All of which is to say that both Erica and I were a little shocked when we finally realized that our dad really had lost his job at GMA—and a little hurt that we were the last to find out. I’m sure his intention was to protect us, so we wouldn’t worry about him or our family’s future. But even now, it bothers me to think that Neil, of all people, knew something about my father years before I did.
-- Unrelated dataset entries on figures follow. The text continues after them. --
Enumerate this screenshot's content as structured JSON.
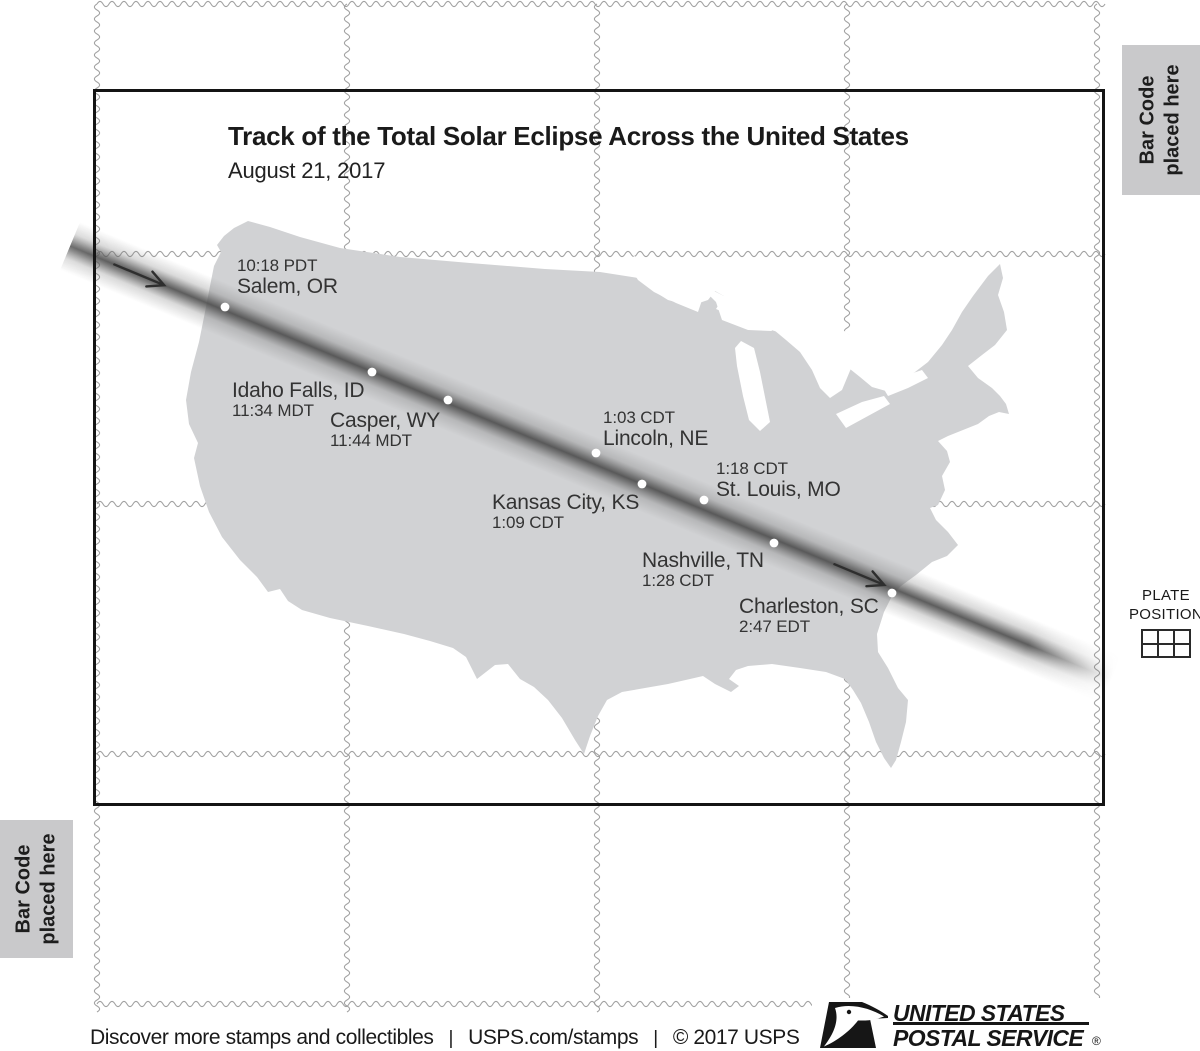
{
  "title": "Track of the Total Solar Eclipse Across the United States",
  "subtitle": "August 21, 2017",
  "cities": [
    {
      "name": "Salem, OR",
      "time": "10:18 PDT"
    },
    {
      "name": "Idaho Falls, ID",
      "time": "11:34 MDT"
    },
    {
      "name": "Casper, WY",
      "time": "11:44 MDT"
    },
    {
      "name": "Lincoln, NE",
      "time": "1:03 CDT"
    },
    {
      "name": "Kansas City, KS",
      "time": "1:09 CDT"
    },
    {
      "name": "St. Louis, MO",
      "time": "1:18 CDT"
    },
    {
      "name": "Nashville, TN",
      "time": "1:28 CDT"
    },
    {
      "name": "Charleston, SC",
      "time": "2:47 EDT"
    }
  ],
  "barcode": {
    "line1": "Bar Code",
    "line2": "placed here"
  },
  "plate": {
    "line1": "PLATE",
    "line2": "POSITION"
  },
  "footer": {
    "items": [
      "Discover more stamps and collectibles",
      "USPS.com/stamps",
      "© 2017 USPS"
    ],
    "separator": "|"
  },
  "logo": {
    "line1": "UNITED STATES",
    "line2": "POSTAL SERVICE",
    "registered": "®"
  },
  "colors": {
    "map_fill": "#d1d2d4",
    "eclipse_band": "#4b4b4b",
    "perforation": "#9d9d9d",
    "frame": "#141414",
    "barcode_bg": "#c9c9cb"
  }
}
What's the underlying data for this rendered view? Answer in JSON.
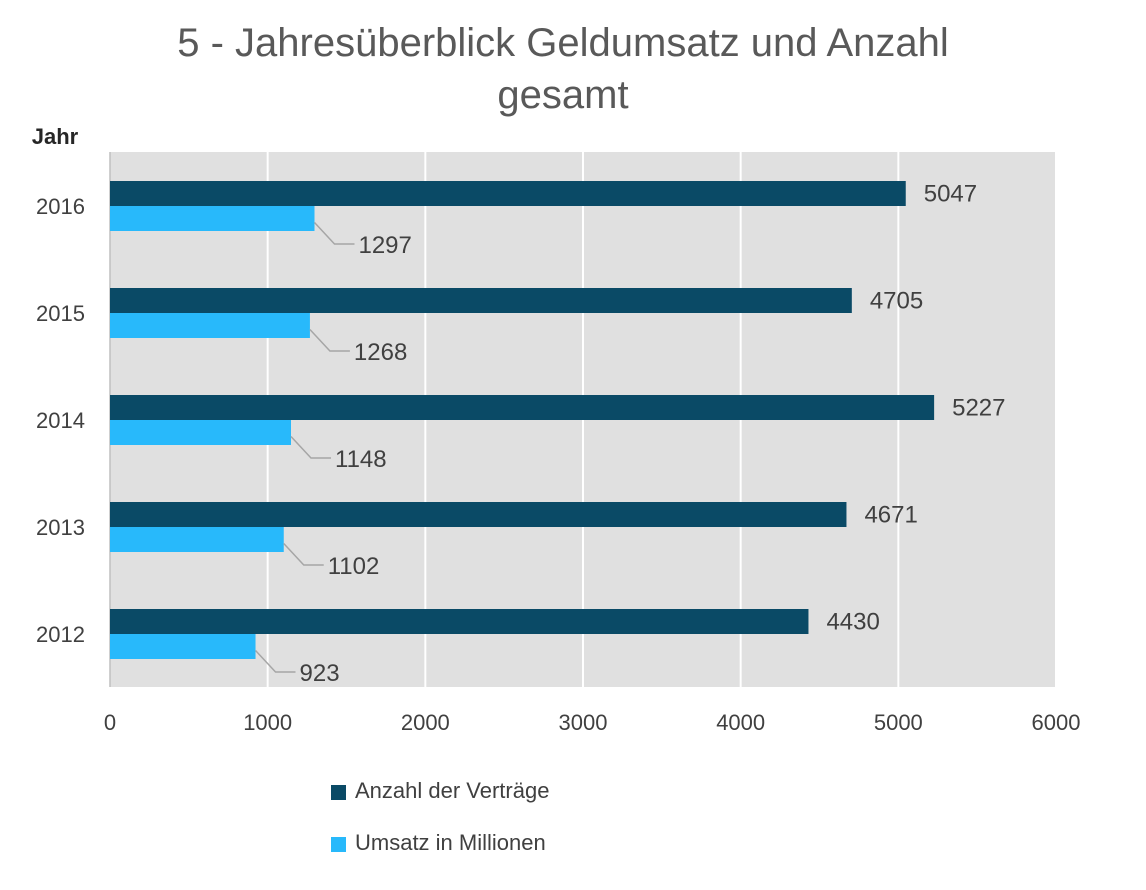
{
  "chart_data": {
    "type": "bar",
    "orientation": "horizontal",
    "title_line1": "5 - Jahresüberblick Geldumsatz und  Anzahl",
    "title_line2": "gesamt",
    "ylabel": "Jahr",
    "xlabel": "",
    "categories": [
      "2016",
      "2015",
      "2014",
      "2013",
      "2012"
    ],
    "xlim": [
      0,
      6000
    ],
    "x_ticks": [
      0,
      1000,
      2000,
      3000,
      4000,
      5000,
      6000
    ],
    "grid": true,
    "legend_position": "bottom",
    "series": [
      {
        "name": "Anzahl der Verträge",
        "color": "#0a4a66",
        "values": [
          5047,
          4705,
          5227,
          4671,
          4430
        ]
      },
      {
        "name": "Umsatz in Millionen",
        "color": "#28b9fb",
        "values": [
          1297,
          1268,
          1148,
          1102,
          923
        ]
      }
    ]
  }
}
As I write these words, I’m still not sure what really happened at GMA. My father has never discussed it with me. He’s a person who looks forward, not back, and both my parents believed in shielding me and Erica from adult worries and cares. They didn’t anticipate, I guess, that we’d wind up filling in the blanks with our own theories—or that these theories might create more harm than the truth would have.

In the absence of knowledge, I created a narrative that shaped—and misshaped—how I saw my parents and, ultimately, how I saw myself. Perhaps I’m wrong, but I think it would have helped me to know, when I was in seventh grade, that my dad had failed at something. In my eyes, he was unassailable and invulnerable, good at everything. It’s hard to relate to a superhero, and hard, also, to feel like anything other than a disappointment by comparison. It never crossed my mind that my dad had ever felt humiliated, or foolish, or like a loser. That was the kind of stuff someone like me worried about. Silently. I didn’t want anyone else to know, least of all my father, who couldn’t possibly understand.